La Cour pénale internationale (CPI) a condamné, lundi 6 octobre, un chef de milice soudanais pour des crimes de guerre et des crimes contre l’humanité durant la guerre civile, il y a vingt ans, dans la région du Darfour.
Ali Mohamed Ali Abdelrahman, connu sous le nom de guerre d’Ali Kushayb, a été reconnu coupable de multiples crimes, dont viol, meurtre et torture, perpétrés au Darfour entre 2003 et 2004. « La chambre est convaincue que l’accusé est coupable au-delà de tout doute raisonnable des crimes qui lui sont reprochés », a déclaré la juge Joanna Korner, juge présidente de la CPI.
La peine sera prononcée ultérieurement, a-t-elle précisé. Les audiences sont prévues du 17 au 21 novembre, à la suite desquelles une décision sera rendue « en temps voulu ».
M. Abdelrahman a suivi les débats impassiblement, prenant occasionnellement des notes.
Viols collectifs, abus, massacres
Mme Korner a détaillé des récits de viols collectifs, d’abus et de massacres. La juge et présidente de la CPI a déclaré qu’à une occasion, M. Abdelrahman avait fait monter une cinquantaine de civils dans des camions, en frappant certains à coups de hache, avant de les allonger au sol et d’ordonner à ses troupes de les abattre.
« L’accusé ne se contentait pas de donner des ordres (…), il participait personnellement aux sévices et était ensuite physiquement présent, donnant des ordres pour l’exécution des détenus », a déclaré Mme Korner.
Le procureur de la cour a accusé l’homme d’avoir été un haut responsable des miliciens arabes, les janjawids, et d’avoir activement participé à la commission des crimes « avec enthousiasme ».
Mais M. Abdelrahman a toujours nié les accusations à son encontre, affirmant qu’il n’était pas l’homme recherché. « Je ne suis pas Ali Kushayb. Je ne connais pas cette personne », a déclaré à la CPI celui qui a été identifié comme étant le chef de la milice soudanaise janjawid – milice progouvernementale dont les membre revendiquent leur origine arabe contre les « Noirs » et impliquée dans les massacres au Darfour (2003-2004) – et allié du dirigeant déchu Omar Al-Bachir.
M. Abdelrahman s’est rendu de son propre chef en 2020. Il soutient que les accusations formulées à son encontre n’ont « rien à voir » avec lui. Il affirme, au contraire, qu’il s’est identifié comme Ali Kushayb auprès de la CPI car il était « désespéré ».

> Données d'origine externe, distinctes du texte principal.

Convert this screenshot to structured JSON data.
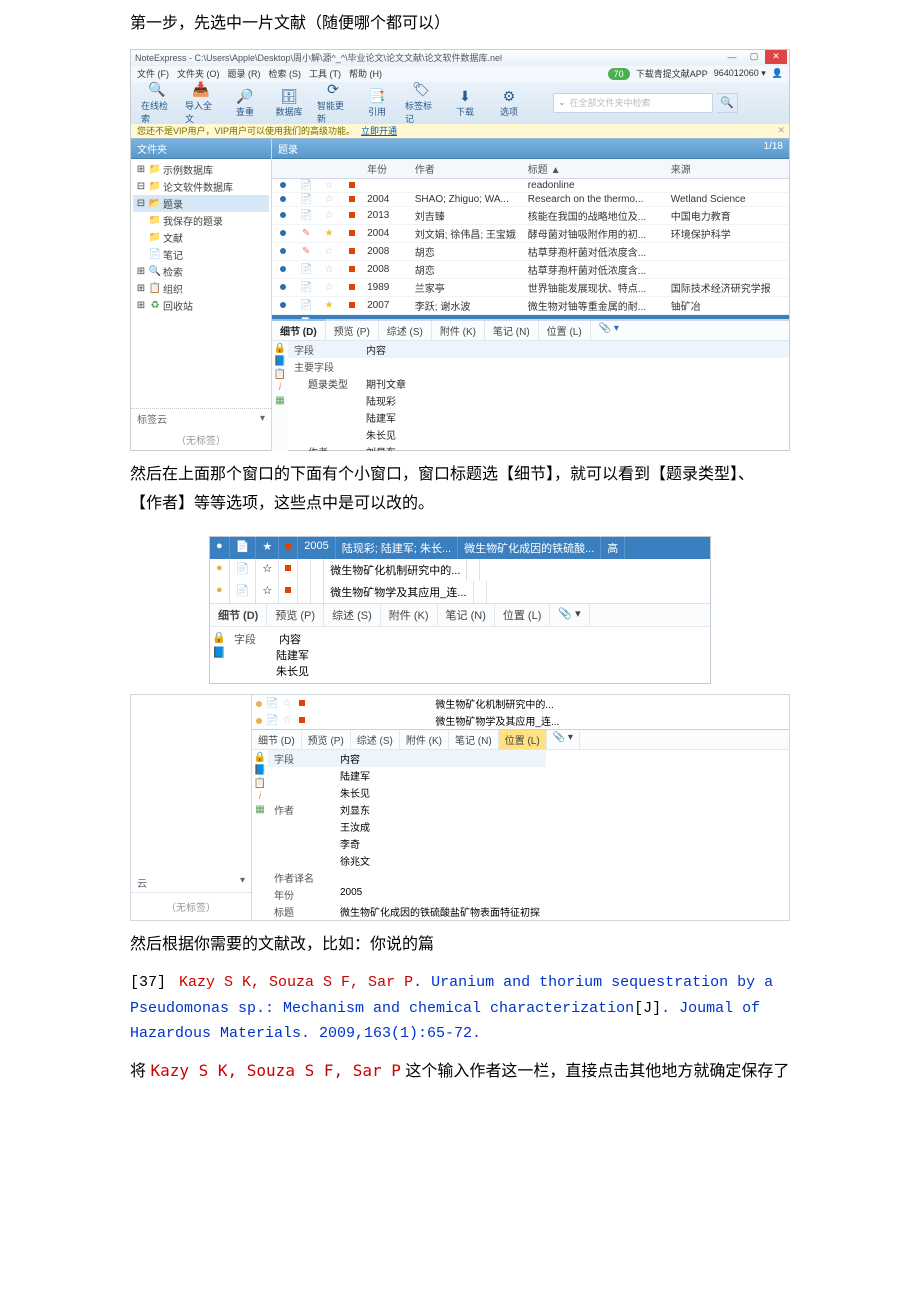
{
  "doc": {
    "step1": "第一步，先选中一片文献（随便哪个都可以）",
    "para2a": "然后在上面那个窗口的下面有个小窗口，窗口标题选【细节】，就可以看到【题录类型】、",
    "para2b": "【作者】等等选项，这些点中是可以改的。",
    "para3": "然后根据你需要的文献改，比如：你说的篇",
    "ref_no": "[37]",
    "ref_authors": "Kazy S K, Souza S F, Sar P",
    "ref_title": ". Uranium and thorium sequestration by a Pseudomonas sp.: Mechanism and chemical characterization",
    "ref_type": "[J]",
    "ref_tail": ". Joumal of Hazardous Materials. 2009,163(1):65-72.",
    "para4a": "将 ",
    "para4b": " 这个输入作者这一栏，直接点击其他地方就确定保存了"
  },
  "app": {
    "title": "NoteExpress - C:\\Users\\Apple\\Desktop\\周小解\\源^_^\\毕业论文\\论文文献\\论文软件数据库.nel",
    "menu": [
      "文件 (F)",
      "文件夹 (O)",
      "题录 (R)",
      "检索 (S)",
      "工具 (T)",
      "帮助 (H)"
    ],
    "rt": {
      "app": "下载青提文献APP",
      "id": "964012060 ▾",
      "badge": "70"
    },
    "toolbar": [
      {
        "icon": "🔍",
        "label": "在线检索"
      },
      {
        "icon": "📥",
        "label": "导入全文"
      },
      {
        "icon": "🔎",
        "label": "查重"
      },
      {
        "icon": "🗄",
        "label": "数据库"
      },
      {
        "icon": "⟳",
        "label": "智能更新"
      },
      {
        "icon": "📑",
        "label": "引用"
      },
      {
        "icon": "🏷",
        "label": "标签标记"
      },
      {
        "icon": "⬇",
        "label": "下载"
      },
      {
        "icon": "⚙",
        "label": "选项"
      }
    ],
    "search_placeholder": "在全部文件夹中检索",
    "yellowbar": {
      "msg": "您还不是VIP用户，VIP用户可以使用我们的高级功能。",
      "link": "立即开通"
    },
    "sidebar": {
      "hdr": "文件夹",
      "items": [
        {
          "ind": 0,
          "icon": "📁",
          "cls": "fold-blue",
          "label": "示例数据库",
          "pre": "⊞"
        },
        {
          "ind": 0,
          "icon": "📁",
          "cls": "fold-blue",
          "label": "论文软件数据库",
          "pre": "⊟"
        },
        {
          "ind": 1,
          "icon": "📂",
          "cls": "fold-blue",
          "label": "题录",
          "pre": "⊟",
          "sel": true
        },
        {
          "ind": 2,
          "icon": "📁",
          "cls": "fold-yellow",
          "label": "我保存的题录"
        },
        {
          "ind": 2,
          "icon": "📁",
          "cls": "fold-yellow",
          "label": "文献"
        },
        {
          "ind": 1,
          "icon": "📄",
          "cls": "fold-blue",
          "label": "笔记"
        },
        {
          "ind": 1,
          "icon": "🔍",
          "cls": "fold-blue",
          "label": "检索",
          "pre": "⊞"
        },
        {
          "ind": 1,
          "icon": "📋",
          "cls": "fold-blue",
          "label": "组织",
          "pre": "⊞"
        },
        {
          "ind": 1,
          "icon": "♻",
          "cls": "fold-green",
          "label": "回收站",
          "pre": "⊞"
        }
      ],
      "tag_hdr": "标签云",
      "tag_none": "（无标签）"
    },
    "grid": {
      "hdr": "题录",
      "count": "1/18",
      "cols": [
        "",
        "",
        "",
        "",
        "年份",
        "作者",
        "标题 ▲",
        "来源"
      ],
      "rows": [
        {
          "c0": "b",
          "c1": "doc",
          "c2": "g",
          "c3": "r",
          "year": "",
          "author": "",
          "title": "readonline",
          "src": ""
        },
        {
          "c0": "b",
          "c1": "doc",
          "c2": "g",
          "c3": "r",
          "year": "2004",
          "author": "SHAO; Zhiguo; WA...",
          "title": "Research on the thermo...",
          "src": "Wetland Science"
        },
        {
          "c0": "b",
          "c1": "doc",
          "c2": "g",
          "c3": "r",
          "year": "2013",
          "author": "刘吉臻",
          "title": "核能在我国的战略地位及...",
          "src": "中国电力教育"
        },
        {
          "c0": "b",
          "c1": "pen",
          "c2": "s",
          "c3": "r",
          "year": "2004",
          "author": "刘文娟; 徐伟昌; 王宝娥",
          "title": "酵母菌对铀吸附作用的初...",
          "src": "环境保护科学"
        },
        {
          "c0": "b",
          "c1": "pen",
          "c2": "g",
          "c3": "r",
          "year": "2008",
          "author": "胡恋",
          "title": "枯草芽孢杆菌对低浓度含...",
          "src": ""
        },
        {
          "c0": "b",
          "c1": "doc",
          "c2": "g",
          "c3": "r",
          "year": "2008",
          "author": "胡恋",
          "title": "枯草芽孢杆菌对低浓度含...",
          "src": ""
        },
        {
          "c0": "b",
          "c1": "doc",
          "c2": "g",
          "c3": "r",
          "year": "1989",
          "author": "兰家亭",
          "title": "世界铀能发展现状、特点...",
          "src": "国际技术经济研究学报"
        },
        {
          "c0": "b",
          "c1": "doc",
          "c2": "s",
          "c3": "r",
          "year": "2007",
          "author": "李跃; 谢水波",
          "title": "微生物对铀等重金属的耐...",
          "src": "铀矿冶"
        },
        {
          "c0": "b",
          "c1": "doc",
          "c2": "S",
          "c3": "r",
          "year": "2005",
          "author": "陆现彩; 陆建军; 朱长...",
          "title": "微生物矿化成因的铁硫酸...",
          "src": "高校地质学报",
          "sel": true
        },
        {
          "c0": "o",
          "c1": "doc",
          "c2": "g",
          "c3": "r",
          "year": "",
          "author": "",
          "title": "微生物矿化机制研究中的...",
          "src": ""
        },
        {
          "c0": "o",
          "c1": "doc",
          "c2": "g",
          "c3": "r",
          "year": "",
          "author": "",
          "title": "微生物矿物学及其应用_连...",
          "src": ""
        }
      ]
    },
    "detail": {
      "tabs": [
        "细节 (D)",
        "预览 (P)",
        "综述 (S)",
        "附件 (K)",
        "笔记 (N)",
        "位置 (L)"
      ],
      "clip": "📎 ▾",
      "col_field": "字段",
      "col_content": "内容",
      "rows": [
        {
          "k": "主要字段",
          "v": ""
        },
        {
          "k": "题录类型",
          "v": "期刊文章",
          "ind": 1
        },
        {
          "k": "",
          "v": "陆现彩"
        },
        {
          "k": "",
          "v": "陆建军"
        },
        {
          "k": "",
          "v": "朱长见"
        },
        {
          "k": "作者",
          "v": "刘显东",
          "ind": 1
        },
        {
          "k": "",
          "v": "王汝成"
        },
        {
          "k": "",
          "v": "李奇"
        },
        {
          "k": "",
          "v": "徐兆文"
        }
      ]
    }
  },
  "shot2": {
    "r0": [
      "",
      "📄",
      "★",
      "",
      "2005",
      "陆现彩; 陆建军; 朱长...",
      "微生物矿化成因的铁硫酸...",
      "高"
    ],
    "r1": [
      "●",
      "📄",
      "☆",
      "",
      "",
      "",
      "微生物矿化机制研究中的...",
      ""
    ],
    "r2": [
      "●",
      "📄",
      "☆",
      "",
      "",
      "",
      "微生物矿物学及其应用_连...",
      ""
    ],
    "tabs": [
      "细节 (D)",
      "预览 (P)",
      "综述 (S)",
      "附件 (K)",
      "笔记 (N)",
      "位置 (L)"
    ],
    "clip": "📎 ▾",
    "k_field": "字段",
    "k_content": "内容",
    "vals": [
      "陆建军",
      "朱长见"
    ]
  },
  "shot3": {
    "left_hdr": "云",
    "tag_none": "（无标签）",
    "mini_rows": [
      {
        "dot": "o",
        "title": "微生物矿化机制研究中的..."
      },
      {
        "dot": "o",
        "title": "微生物矿物学及其应用_连..."
      }
    ],
    "tabs": [
      "细节 (D)",
      "预览 (P)",
      "综述 (S)",
      "附件 (K)",
      "笔记 (N)",
      "位置 (L)"
    ],
    "clip": "📎 ▾",
    "rows": [
      {
        "k": "字段",
        "v": "内容",
        "hdr": true
      },
      {
        "k": "",
        "v": "陆建军"
      },
      {
        "k": "",
        "v": "朱长见"
      },
      {
        "k": "作者",
        "v": "刘显东"
      },
      {
        "k": "",
        "v": "王汝成"
      },
      {
        "k": "",
        "v": "李奇"
      },
      {
        "k": "",
        "v": "徐兆文"
      },
      {
        "k": "作者译名",
        "v": ""
      },
      {
        "k": "年份",
        "v": "2005"
      },
      {
        "k": "标题",
        "v": "微生物矿化成因的铁硫酸盐矿物表面特征初探"
      }
    ]
  }
}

« Cela faisait deux mois que j’attendais dans la clandestinité (…) et que j’avais peur d’être arrêté » par le gouvernement soudanais, a déclaré l’accusé. « Si je n’avais pas dit cela, la cour ne m’aurait pas reçu et je serais mort. »
Les combats ont éclaté en 2003 au Darfour lorsque des rebelles, dénonçant une discrimination ethnique systématique, ont pris les armes contre le régime de M. Al-Bachir, dominé par les Arabes. Khartoum a réagi en déployant la milice janjawid, force composée de membres des groupes nomades de la région.
Selon l’ONU, le conflit au Darfour, qui a pris fin en 2020, a fait 300 000 morts et 2,5 millions de déplacés.
Un pays toujours marqué par la violence et l’impunité
« La dure réalité est que les cibles dans cette affaire n’étaient pas des rebelles, mais des civils. Ils ont été pris pour cible. Ils ont souffert. Ils ont perdu la vie. Ils ont été marqués physiquement et émotionnellement de multiples façons différentes », a déclaré le procureur de la CPI.
Omar Al-Bachir, qui a dirigé le Soudan d’une main de fer pendant trois décennies, a été destitué en avril 2019 après des mois de manifestations et est recherché par la CPI pour génocide, crimes de guerre et crimes contre l’humanité.
Depuis avril 2023, le Soudan est en proie à une guerre entre l’armée et les paramilitaires des Forces de soutien rapide (FSR), issues des janjawids. Des dizaines de milliers de personnes ont été tuées et des millions déplacées.
Le procureur de la CPI espère délivrer des mandats d’arrêt relatifs à la situation actuelle au Soudan.
Ce nouveau conflit, marqué par des revendications d’atrocités de toutes parts, a laissé ce pays d’Afrique du Nord-Est au bord de la famine, selon des organisations humanitaires.
Les avocats d’Emergency, groupe qui documente les atrocités commises au Soudan, ont qualifié ce verdict de « journée historique dans l’histoire de la justice soudanaise ».
« Avec cette décision, la cour ouvre une porte d’espoir pour les victimes de crimes au Darfour et dans tout le pays et affirme que (…) les crimes contre l’humanité ne resteront pas impunis », a déclaré le groupe dans un communiqué.